Departamento de Informática y Sistemas, Universidad de Murcia, CEIR Campus Mare Nostrum, IMIB-Arrixaca, 30100, Murcia, Spain.
Comput Methods Programs Biomed. 2024 Jan;243:107918. doi: 10.1016/j.cmpb.2023.107918. Epub 2023 Nov 10.
The adoption of new technologies in clinical care systems has propitiated the availability of a great amount of valuable data. However, this data is usually heterogeneous, requiring its harmonization to be integrated and analysed. We propose a semantic-driven harmonization framework that (1) enables the meaningful sharing and integration of healthcare data across institutions and (2) facilitates the analysis and exploitation of the shared data.
The framework includes an ontology-based common data model (i.e. SCDM), a data transformation pipeline and a semantic query system. Heterogeneous datasets, mapped to different terminologies, are integrated by using an ontology-based infrastructure rooted in a top-level ontology. A graph database is generated by using these mappings, and web-based semantic query system facilitates data exploration.
Several datasets from different European institutions have been integrated by using the framework in the context of the European H2020 Precise4Q project.
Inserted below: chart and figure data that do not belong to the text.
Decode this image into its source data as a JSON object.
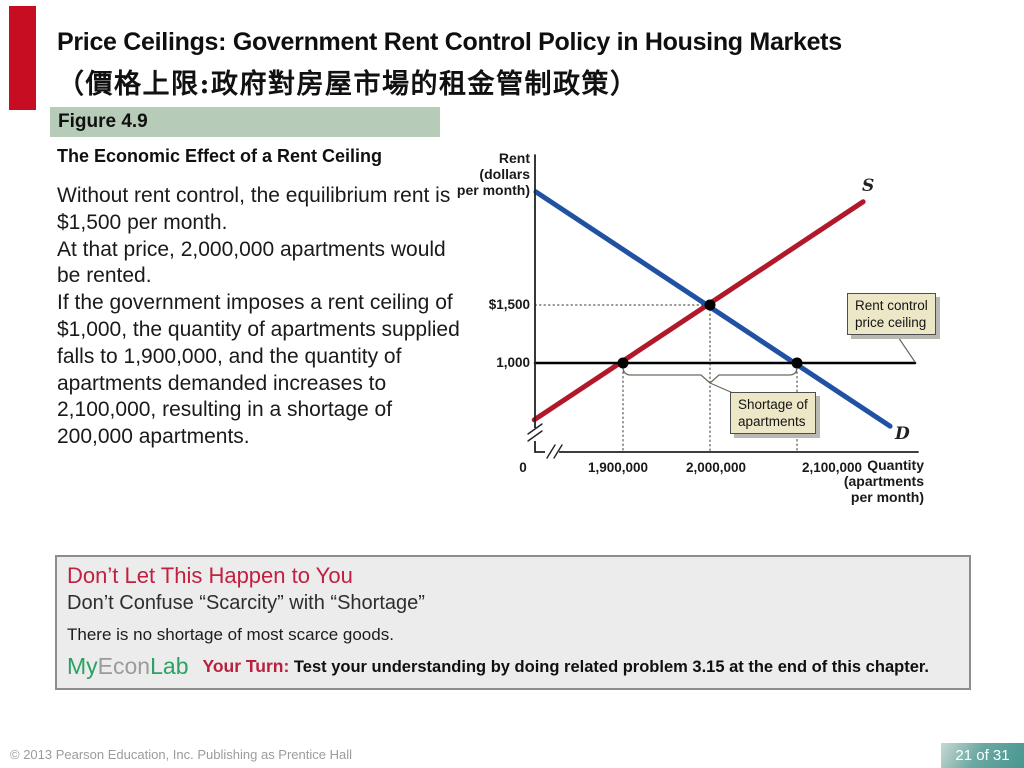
{
  "slide": {
    "title_en": "Price Ceilings: Government Rent Control Policy in Housing Markets",
    "title_zh": "（價格上限:政府對房屋市場的租金管制政策）",
    "figure_label": "Figure 4.9",
    "figure_subtitle": "The Economic Effect of a Rent Ceiling",
    "paragraphs": [
      "Without rent control, the equilibrium rent is $1,500 per month.",
      "At that price, 2,000,000 apartments would be rented.",
      "If the government imposes a rent ceiling of $1,000, the quantity of apartments supplied falls to 1,900,000, and the quantity of apartments demanded increases to 2,100,000, resulting in a shortage of 200,000 apartments."
    ],
    "accent_color": "#c60d22",
    "figure_band_color": "#b6ccb8"
  },
  "chart_data": {
    "type": "line",
    "ylabel_lines": [
      "Rent",
      "(dollars",
      "per month)"
    ],
    "xlabel_lines": [
      "Quantity",
      "(apartments",
      "per month)"
    ],
    "y_ticks": [
      {
        "rent": 1500,
        "label": "$1,500"
      },
      {
        "rent": 1000,
        "label": "1,000"
      }
    ],
    "x_ticks": [
      {
        "quantity": null,
        "label": "0"
      },
      {
        "quantity": 1900000,
        "label": "1,900,000"
      },
      {
        "quantity": 2000000,
        "label": "2,000,000"
      },
      {
        "quantity": 2100000,
        "label": "2,100,000"
      }
    ],
    "series": [
      {
        "name": "S",
        "color": "#b1192b",
        "points": [
          [
            1798000,
            510
          ],
          [
            2176000,
            2390
          ]
        ]
      },
      {
        "name": "D",
        "color": "#2151a3",
        "points": [
          [
            1800000,
            2475
          ],
          [
            2207000,
            455
          ]
        ]
      }
    ],
    "price_ceiling": {
      "rent": 1000
    },
    "equilibrium": {
      "quantity": 2000000,
      "rent": 1500
    },
    "key_points": [
      {
        "quantity": 1900000,
        "rent": 1000
      },
      {
        "quantity": 2000000,
        "rent": 1500
      },
      {
        "quantity": 2100000,
        "rent": 1000
      }
    ],
    "shortage": {
      "from_quantity": 1900000,
      "to_quantity": 2100000
    },
    "annotations": [
      {
        "id": "rent-control",
        "lines": [
          "Rent control",
          "price ceiling"
        ]
      },
      {
        "id": "shortage",
        "lines": [
          "Shortage of",
          "apartments"
        ]
      }
    ]
  },
  "callout_box": {
    "heading": "Don’t Let This Happen to You",
    "subheading": "Don’t Confuse “Scarcity” with “Shortage”",
    "body": "There is no shortage of most scarce goods.",
    "brand_my": "My",
    "brand_econ": "Econ",
    "brand_lab": "Lab",
    "your_turn_label": "Your Turn:",
    "your_turn_text": "Test your understanding by doing related problem 3.15 at the end of this chapter.",
    "heading_color": "#c22040",
    "brand_green": "#2aa263",
    "brand_gray": "#9b9b9b"
  },
  "footer": {
    "copyright": "© 2013 Pearson Education, Inc. Publishing as Prentice Hall",
    "page_indicator": "21 of 31",
    "badge_color": "#489690"
  }
}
Through the query system, data scientists were able to explore data and use it for building machine learning models.
The flexible data representation using RDF, together with the formal semantic underpinning provided by the SCDM, have enabled the semantic integration, query and advanced exploitation of heterogeneous data in the context of the Precise4Q project.
临床护理系统中新技术的采用促进了大量有价值数据的产生。然而,这些数据通常是异构的,需要对其进行协调以实现集成和分析。我们提出了一个语义驱动的协调框架,(1)能够在机构间实现有意义的数据共享和集成,(2)便于对共享数据进行分析和利用。
该框架包括基于本体的公共数据模型(即 SCDM)、数据转换管道和语义查询系统。通过基于本体的基础设施,将映射到不同术语的异构数据集进行集成,该基础设施的基础是一个顶级本体。通过这些映射生成图形数据库,然后使用基于 Web 的语义查询系统来方便数据探索。
在欧洲 H2020 Precise4Q 项目的背景下,使用该框架集成了来自不同欧洲机构的多个数据集。通过查询系统,数据科学家能够探索数据并将其用于构建机器学习模型。
使用 RDF 进行灵活的数据表示,以及 SCDM 提供的正式语义基础,使在 Precise4Q 项目的背景下实现了异构数据的语义集成、查询和高级利用。